To assess amyloid positivity, we used a prediction model based on age and APOE ε4 allele count [28]. This model was developed within the Anti-Amyloid Treatment in Asymptomatic Alzheimer’s trial population (A4 Study), and previously showed high discriminative ability to differentiate people with and without brain amyloid as measured by 18F-florbetaben PET in the Rotterdam Study population (area under the curve: 0.84 [0.79–0.88]) [28].

Statistical analyses

Missing data, most notably for social support (17.9%), Parkinson’s disease (due to incomplete assessment of the Unified Parkinson Disease Rating Scale, 7.0%) and anxiety disorder (9.1%), were imputed using 5-fold multiple imputations (“mice” package in R). Details of all missing and imputed variables are described in supplementary Table 7.
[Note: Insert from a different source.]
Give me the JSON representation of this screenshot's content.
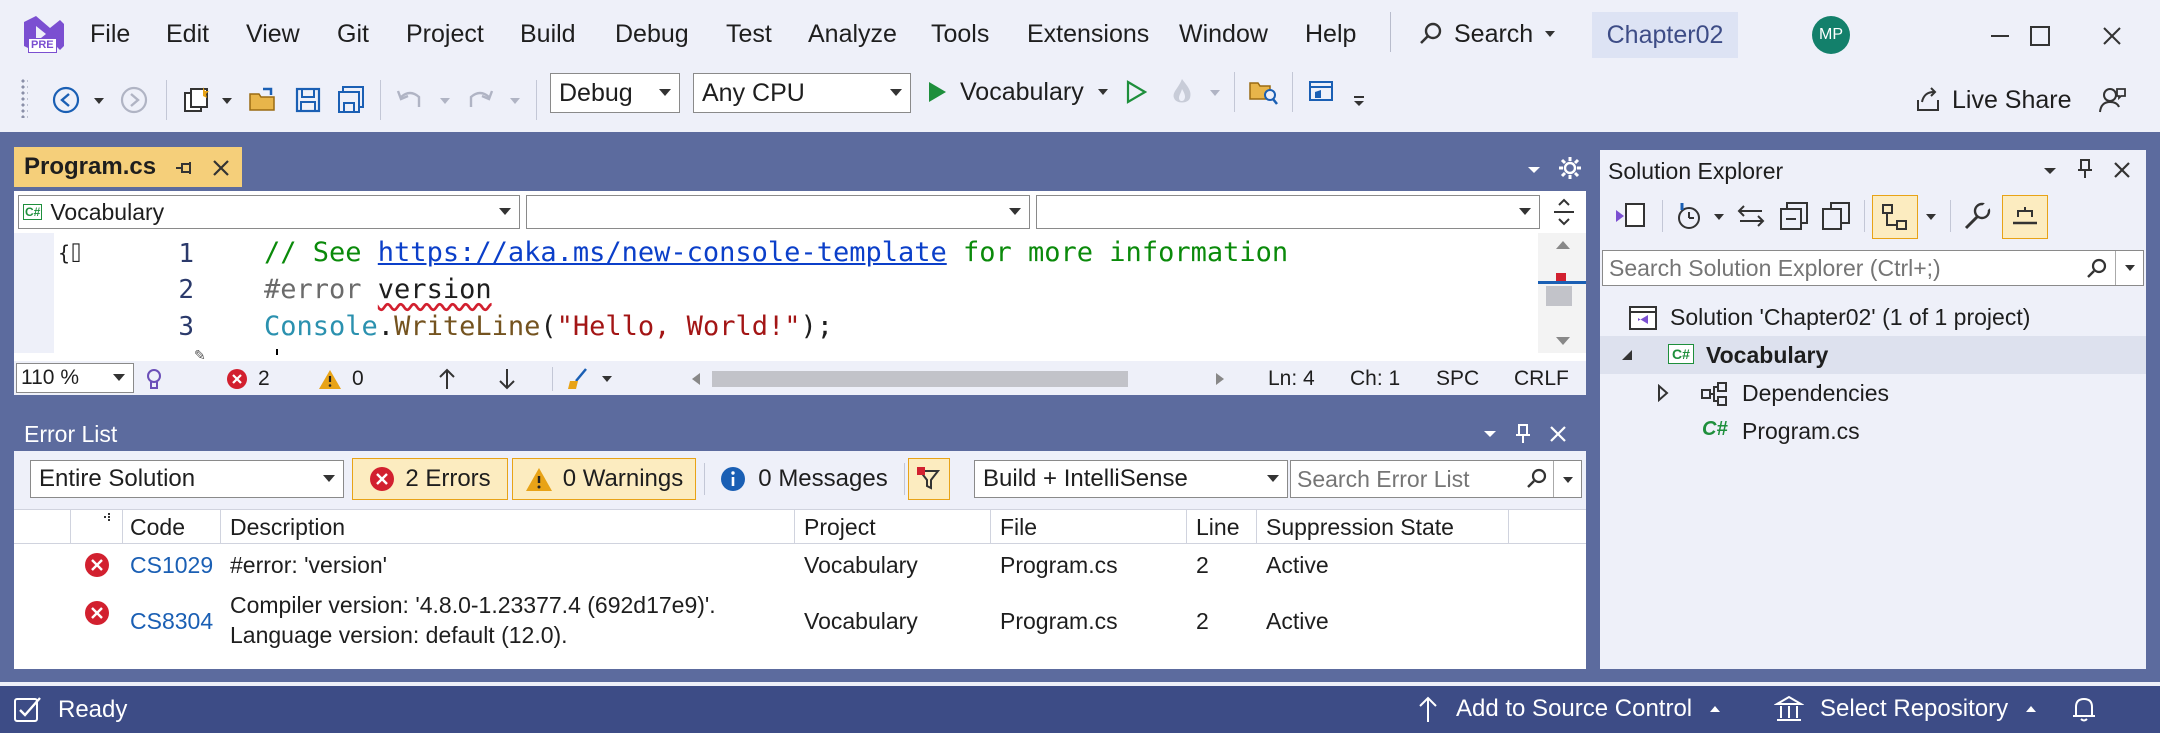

For each trial, we determined the number of participants who met the eligibility criteria, both overall and per criterion separately. We compared the subset of trial eligible individuals to all individuals with MCI and early AD dementia in the population on several key demographics and participant characteristics, including, age, sex, educational attainment, MMSE, APOE ε4 carrier status, MCI or dementia status, cardiovascular disease and antithrombotic medication use. We repeated all analyses in the subsample (n = 255) with brain MRI.

Finally, among all individuals with MCI in the primary analyses, we determined 5-year progression to dementia stratified by trial eligibility, by computing hazard ratios (HR) using Cox proportional hazard models.

All analyses were performed in R (version 4.2.1). This study is reported according to the Strengthening the Reporting of Observational Studies in Epidemiology (STROBE) guidelines [29].

Role of funding sources

The funding sources that contributed to the Rotterdam Study or to authors had no role in study design, data collection, data analysis, data interpretation, writing of the report, and in the decision to submit the paper for publication.